Le Grace 1, autorisé à reprendre la route

 

L'Iran s'étant engagé par écrit, la Cour suprême de Gibraltar a autorisé ce 15 août le pétrolier iranien arraisonné début juillet à quitter les eaux de ce territoire britannique.

Le Grace 1, chargé de 2,1 millions de barils de brut léger iranien, avait été intercepté dans les eaux au large de Gibraltar le 4 juillet et bloqué par les autorités de Gibraltar parce que le VLCC était soupçonné de transporter du pétrole à destination de la Syrie, contrevenant de fait aux sanctions de l'Union européenne frappant le pays. Le Royaume-Uni avait déclaré que le Grace 1 serait libéré si l'Iran pouvait donner l'assurance qu'il ne se dirigeait pas vers la Syrie. Ayant eu cette assurance, le gouvernement de Gibraltar a donc autorisé le pétrolier iranien à lever l'ancre malgré la demande américaine de prolonger l'immobilisation du navire. Le juge Anthony Dudley, président de la Cour, a déclaré à ce propos qu'il n'avait pas été saisi par écrit d'une demande américaine de retenir le pétrolier, annoncée dans la matinée par le ministère public de Gibraltar.

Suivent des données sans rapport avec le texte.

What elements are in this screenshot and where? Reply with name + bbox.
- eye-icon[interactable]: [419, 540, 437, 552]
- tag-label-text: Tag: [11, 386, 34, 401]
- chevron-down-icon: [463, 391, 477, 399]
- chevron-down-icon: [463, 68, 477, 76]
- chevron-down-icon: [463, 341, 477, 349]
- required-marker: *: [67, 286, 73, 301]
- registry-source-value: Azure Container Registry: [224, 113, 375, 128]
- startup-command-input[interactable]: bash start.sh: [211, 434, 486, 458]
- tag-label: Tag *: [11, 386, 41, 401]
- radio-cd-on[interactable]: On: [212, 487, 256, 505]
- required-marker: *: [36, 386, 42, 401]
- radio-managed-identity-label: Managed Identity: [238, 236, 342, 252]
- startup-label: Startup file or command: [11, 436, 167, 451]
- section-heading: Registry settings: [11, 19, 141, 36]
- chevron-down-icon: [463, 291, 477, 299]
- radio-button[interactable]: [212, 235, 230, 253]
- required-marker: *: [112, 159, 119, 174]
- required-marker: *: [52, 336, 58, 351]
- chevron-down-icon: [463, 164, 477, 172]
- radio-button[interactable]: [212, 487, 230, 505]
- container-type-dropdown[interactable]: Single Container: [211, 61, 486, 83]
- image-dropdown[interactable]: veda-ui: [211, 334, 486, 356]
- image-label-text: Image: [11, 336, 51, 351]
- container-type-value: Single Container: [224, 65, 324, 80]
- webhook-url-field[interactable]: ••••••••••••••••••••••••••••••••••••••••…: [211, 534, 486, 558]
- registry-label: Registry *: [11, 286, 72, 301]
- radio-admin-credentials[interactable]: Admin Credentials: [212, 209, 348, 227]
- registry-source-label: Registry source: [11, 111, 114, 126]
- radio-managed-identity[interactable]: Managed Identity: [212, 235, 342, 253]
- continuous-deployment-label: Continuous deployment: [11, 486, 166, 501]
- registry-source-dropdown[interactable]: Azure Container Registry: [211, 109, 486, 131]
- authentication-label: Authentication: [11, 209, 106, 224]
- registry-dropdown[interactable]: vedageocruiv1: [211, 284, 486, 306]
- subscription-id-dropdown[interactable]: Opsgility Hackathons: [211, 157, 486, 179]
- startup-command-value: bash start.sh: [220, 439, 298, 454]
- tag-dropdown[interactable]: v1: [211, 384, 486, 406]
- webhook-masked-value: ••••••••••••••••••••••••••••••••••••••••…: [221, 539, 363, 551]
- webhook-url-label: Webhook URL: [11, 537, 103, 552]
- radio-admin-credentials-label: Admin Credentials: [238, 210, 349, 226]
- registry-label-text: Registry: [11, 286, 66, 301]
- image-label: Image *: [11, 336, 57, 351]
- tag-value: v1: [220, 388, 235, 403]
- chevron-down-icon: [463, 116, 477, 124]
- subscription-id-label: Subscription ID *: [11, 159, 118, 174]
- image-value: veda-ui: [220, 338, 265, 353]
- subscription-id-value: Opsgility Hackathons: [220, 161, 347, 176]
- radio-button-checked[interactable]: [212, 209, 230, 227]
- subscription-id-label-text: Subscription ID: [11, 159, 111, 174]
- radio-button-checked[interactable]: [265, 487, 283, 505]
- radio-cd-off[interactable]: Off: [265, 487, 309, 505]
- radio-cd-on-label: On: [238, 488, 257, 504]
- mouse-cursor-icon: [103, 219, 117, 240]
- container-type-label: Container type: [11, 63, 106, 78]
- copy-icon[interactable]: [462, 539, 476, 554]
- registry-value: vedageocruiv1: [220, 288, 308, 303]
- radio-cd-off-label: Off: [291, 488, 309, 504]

Plus tard, dans un communiqué publié dimanche, les autorités du Rocher préciseront qu'« en vertu du droit européen, Gibraltar est dans l'impossibilité de prêter l'assistance demandée par les États-Unis ». Le territoire britannique rejettera à deux reprises une demande d'assistance américaine dans cette crise qui oppose Washington, Téhéran et Londres. Les États-Unis ont présenté plusieurs demandes pour que le pétrolier soit immobilisé, et le ministère américain de la Justice a même émis un mandat de saisie fondé sur les sanctions américaines contre l'Iran. Mais « le régime des sanctions de l'UE est fondamentalement différent de celui des États-Unis » ont argumenté les autorités de Gibraltar. 

La détention du Grace 1 avait déclenché d'énormes tensions géopolitiques au Moyen-Orient au cours des six dernières semaines,  notamment entre l'Iran et le Royaume-Uni, lequel est de surcroît confronté sur le plan de la politique intérieure à un environnement complexe en raison de son retrait de l'UE. L'armée iranienne a notamment saisi le pétrolier Riah battant pavillon panaméen le 15 juillet et le Stena Impero et ses 23 membres d'équipage battant pavillon britannique le 19 juillet, que d'aucuns ont interprété comme des mesures de représailles. La région du détroit d'Ormuz est devenue particulièrement tendue depuis la décision de l'administration américaine de se retirer de l'accord international permettant d'encadrer l'industrie nucléaire iranienne, négocié par son prédécesseur Barack Obama avec l'Iran, la France, la Russie, la Grande-Bretagne, la Chine et l'Allemagne. Plusieurs navires y ont été attaqués et un drone américain a été abattu par l'Iran alors que les États-Unis resserrent l'étau des sanctions contre la République islamique. Pour y assurer la navigation, les États-Unis, soutenu par le Royaume-Uni, porte l'idée d'une sentinelle militaire internationale, à laquelle adhère l'Australie (15 % du pétrole brut et 30 % du pétrole raffiné destiné à l'Australie transite par le détroit d'Hormuz selon les autorités du pays) mais s'oppose l'UE. 

La rédaction

[Actualisation le 19 août] Le Grace 1 a été renommé Adrian Darya 1 battant pavillon iranien alors qu'il naviguait sous pavillon panaméen jusqu'alors. Le portail de géolocalisation MarineTraffic indique que la destination du navire est Kalamata, en Grèce, un port qui n'est pas d'ordinaire associé au trafic de VLCC. TankerTrackers.com indique qu'à pleine charge, il ne pourrait pas traverser le canal de Suez, mais qu'il le pourrait s'il transbordait environ un million de barils à un Suezmax par exemple...

Cette évolution avait nourri l'espoir que le pétrolier suédois Stena Impero, battant pavillon britannique, saisi le 19 juillet dans ce qui a été perçu comme une mesure de rétorsion à l'arraisonnement du Grace 1, puisse être libéré. Mais un porte-parole de Stena Bulk a déclaré à Reuters que la situation restait bloquée. Le PDG de l'armateur vraquier, Erik Hanell, a pour sa part fait appel au premier ministre de l'Inde, Narendra Modi, pour qu'il l'aide à libérer les 18 marins indiens qui composaient l'équipage du navire retenu par les autorités iraniennes.